Such facts and considerations as these tend to show that the sexual impulse is by no means so weak in women as many would lead us to think. It would appear that, whereas in earlier ages there was generally a tendency to credit women with an unduly large share of the sexual impulse, there is now a tendency to unduly minimize the sexual impulse in women.
FOOTNOTES:
[156] I have had occasion to refer to the historic evolution of male opinion regarding women in previous volumes, as, e.g., Man and Woman, chapter i, and the appendix on “The Influence of Menstruation on the Position of Women” in the first volume of these Studies.
[157] The terminology proposed by Ziehen ("Zur Lehre von den psychopathischen Konstitutionen,” Charite Annalen, vol. xxxxiii, 1909) is as follows: For absence of sexual feeling, anhedonia; for diminution of the same, hyphedonia; for excess of sexual feeling, hyperhedonia; for qualitative sexual perversions, parhedonia. “Erotic blindness” was suggested by Nardelli.
[158] O. Adler, Die Mangelhafte Geschlechtsempfindung des Weibes, 1904, p. 146.

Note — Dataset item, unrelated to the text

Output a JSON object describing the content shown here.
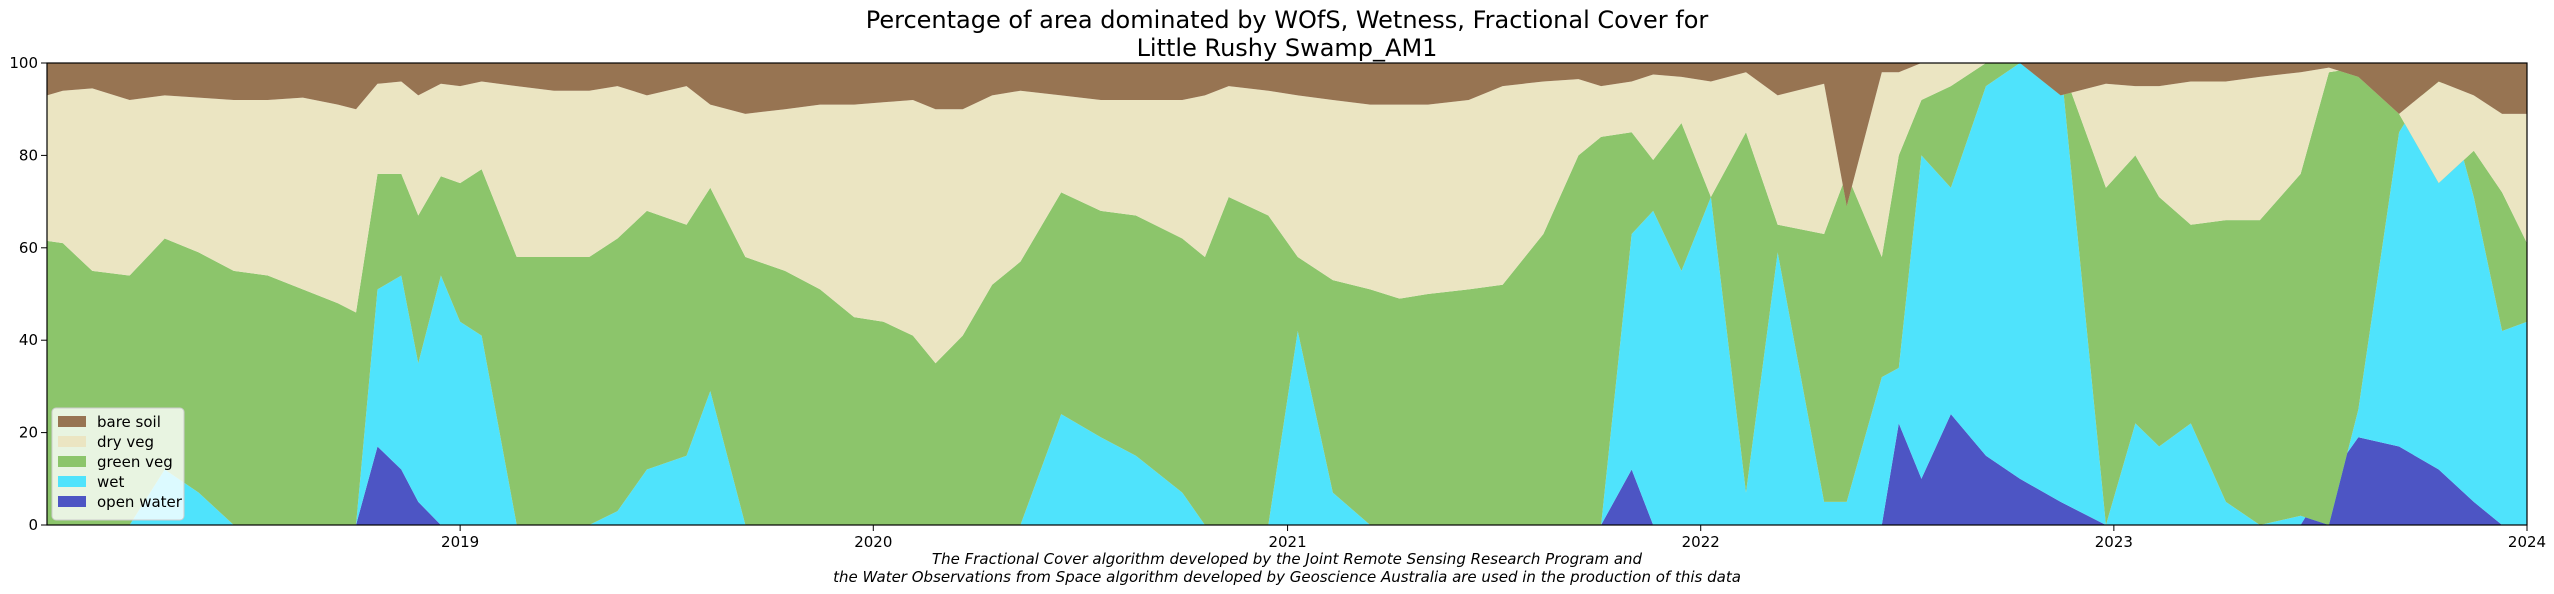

[159] A correspondent tells me that he knows a woman who has been a prostitute since the age of 15, but never experienced sexual pleasure and a real, non-simulated orgasm till she was 23; since then she has become very sensual. In other similar cases the hitherto indifferent prostitute, having found the man who suits her, abandons her profession, even though she is thereby compelled to live in extreme poverty. “An insensible woman,” as La Bruyere long ago remarked in his chapter “Des Femmes,” “is merely one who has not yet seen the man she must love.”